Take a deep breath and imagine being in a forest filled with beautiful pine trees. Here in Colorado, we’re surrounded by ponderosa, piñon, lodge pole, bristle toe and limber pine, along with cottonwoods, aspens, spruce, and fir. When I walk into the forest, I immediately take a deep breath and assimilate that beautiful, sweet, damp, resinous smell of the forest. In those moments, I wish I could be a tree.

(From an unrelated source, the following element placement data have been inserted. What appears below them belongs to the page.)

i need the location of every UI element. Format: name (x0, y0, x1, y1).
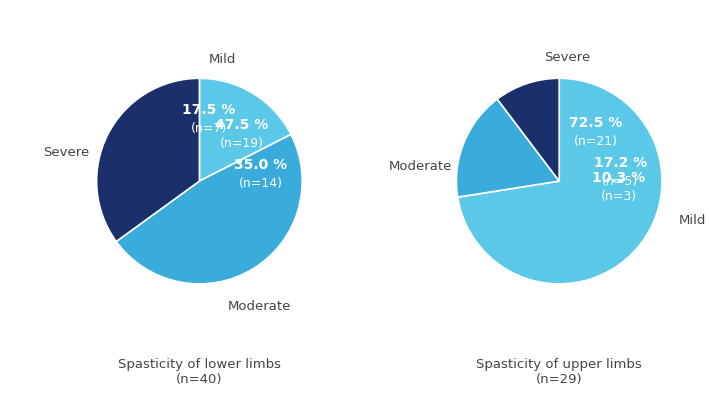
Text: (n=7): (n=7) (191, 122, 227, 135)
Text: (n=14): (n=14) (238, 177, 283, 190)
Text: Mild: Mild (679, 214, 707, 226)
Text: 72.5 %: 72.5 % (569, 116, 623, 130)
Text: Moderate: Moderate (389, 160, 452, 173)
Text: 35.0 %: 35.0 % (234, 158, 287, 172)
Title: Spasticity of upper limbs
(n=29): Spasticity of upper limbs (n=29) (476, 358, 642, 386)
Text: Severe: Severe (43, 146, 89, 159)
Text: Severe: Severe (545, 51, 591, 64)
Text: (n=21): (n=21) (574, 135, 618, 148)
Wedge shape (497, 78, 559, 181)
Text: Mild: Mild (208, 53, 235, 66)
Text: Moderate: Moderate (228, 300, 291, 313)
Text: 17.2 %: 17.2 % (593, 156, 647, 170)
Text: 10.3 %: 10.3 % (592, 171, 645, 185)
Text: (n=5): (n=5) (602, 176, 638, 188)
Wedge shape (458, 78, 662, 284)
Text: 17.5 %: 17.5 % (182, 103, 235, 117)
Wedge shape (116, 135, 302, 284)
Text: 47.5 %: 47.5 % (215, 118, 268, 132)
Text: (n=19): (n=19) (219, 137, 264, 150)
Wedge shape (199, 78, 291, 181)
Text: (n=3): (n=3) (601, 190, 637, 203)
Wedge shape (96, 78, 199, 242)
Title: Spasticity of lower limbs
(n=40): Spasticity of lower limbs (n=40) (118, 358, 281, 386)
Wedge shape (457, 99, 559, 197)
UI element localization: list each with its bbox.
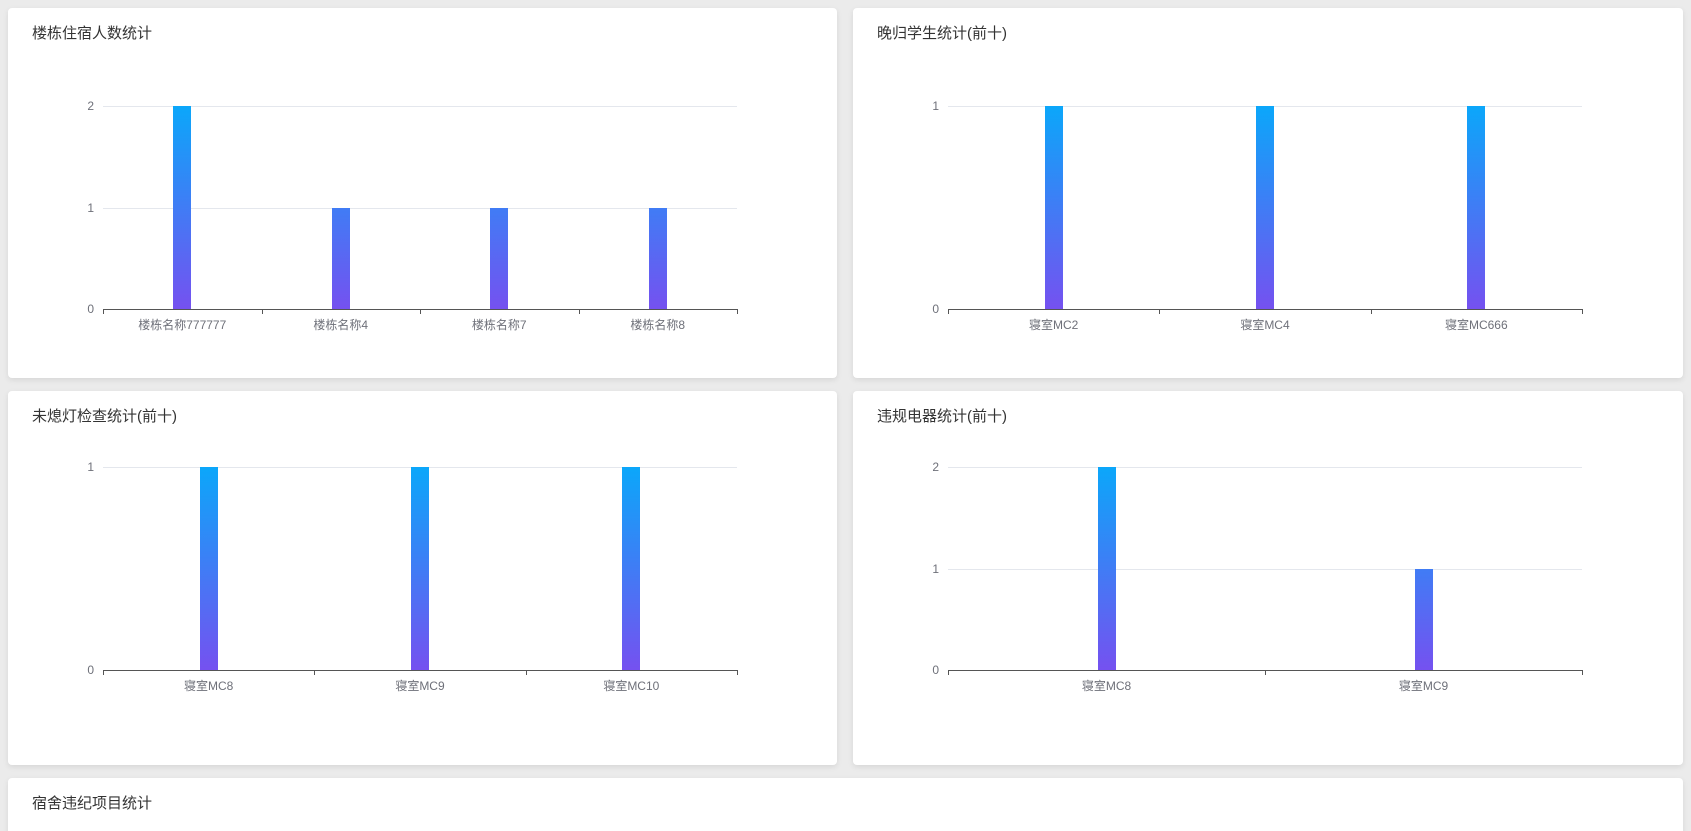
bar[interactable] <box>411 467 429 670</box>
x-axis-label: 寝室MC4 <box>1240 318 1290 332</box>
x-axis-label: 寝室MC10 <box>603 679 660 693</box>
y-axis-label: 0 <box>932 302 939 316</box>
x-axis-tick <box>103 670 104 675</box>
x-axis-label: 寝室MC8 <box>1081 679 1132 693</box>
x-axis-label: 寝室MC8 <box>183 679 234 693</box>
x-axis-label: 寝室MC666 <box>1444 318 1508 332</box>
plot-area <box>103 106 737 310</box>
bar-chart-late-return-students: 0 1 寝室MC2 寝室MC4 寝室MC666 <box>877 99 1659 356</box>
x-axis-tick <box>1582 309 1583 314</box>
x-axis-tick <box>1582 670 1583 675</box>
card-building-occupancy: 楼栋住宿人数统计 0 1 2 楼栋名称777777 楼栋名称4 楼栋名称7 楼栋名称8 <box>8 8 837 378</box>
x-axis-label: 楼栋名称777777 <box>138 318 227 332</box>
x-axis-tick <box>737 309 738 314</box>
card-illegal-appliances: 违规电器统计(前十) 0 1 2 寝室MC8 寝室MC9 <box>853 391 1683 765</box>
x-axis-tick <box>1370 309 1372 314</box>
x-axis-tick <box>1265 670 1266 675</box>
card-dorm-violation-items: 宿舍违纪项目统计 <box>8 778 1683 831</box>
bar-chart-illegal-appliances: 0 1 2 寝室MC8 寝室MC9 <box>877 460 1659 717</box>
bar[interactable] <box>622 467 641 670</box>
bar[interactable] <box>1044 106 1063 309</box>
x-axis-tick <box>948 670 949 675</box>
bar[interactable] <box>1097 467 1116 670</box>
x-axis-tick <box>578 309 580 314</box>
x-axis-tick <box>948 309 949 314</box>
chart-title-building-occupancy: 楼栋住宿人数统计 <box>32 25 153 42</box>
chart-title-lights-on-check: 未熄灯检查统计(前十) <box>32 408 177 425</box>
card-late-return-students: 晚归学生统计(前十) 0 1 寝室MC2 寝室MC4 寝室MC666 <box>853 8 1683 378</box>
y-axis-label: 0 <box>932 663 939 677</box>
bar[interactable] <box>331 207 350 309</box>
chart-title-illegal-appliances: 违规电器统计(前十) <box>877 408 1007 425</box>
x-axis-tick <box>314 670 316 675</box>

A tree has deep, spreading roots that keep it connected to the earth, growing down into the dirt and allowing the tree to obtain water, even through years of drought and hardship. Trees are deeply nourished by the earth, and this nourishment is what makes them grow up straight and tall. Pines grow straight, strong, and true, into the sky. Up hundreds of feet, reaching for the heavens, while still firmly rooted in the earth, and never disconnecting from their source of life.
Trees inhale the carbon dioxide we give off and, through photosynthesis, produce the oxygen we breathe. Just by breathing every second of every day, we are in an intimate relationship with the trees and plants that give us the air we need to survive.
To be a tree: grounded, standing up straight and tall, reaching for the heavens for a connection to the divine; to be constantly nourished while breathing life into others. What a beautiful life to live.
Indeed, conifers have been around for over 50 million years, fossil records show pines going back as early as the tertiary period. They were on this planet long before flowering plants. These ancient and wise trees have many stories to tell through their long evolution, and I believe they are great teachers.
In this issue, we at first set out to discuss just ponderosa pine, since it’s the one I work with most, but I quickly realized that would sell short the beauty, variety, and abundance of other Pinus species. We instead opted to cover any pine species our authors felt compelled and qualified to write about. Please enjoy this information, and get to know the pines that grow near you. Learn how you can best work with these ancient beauties for better health and optimal wellness, even if it is just sitting and pretending to be a tree!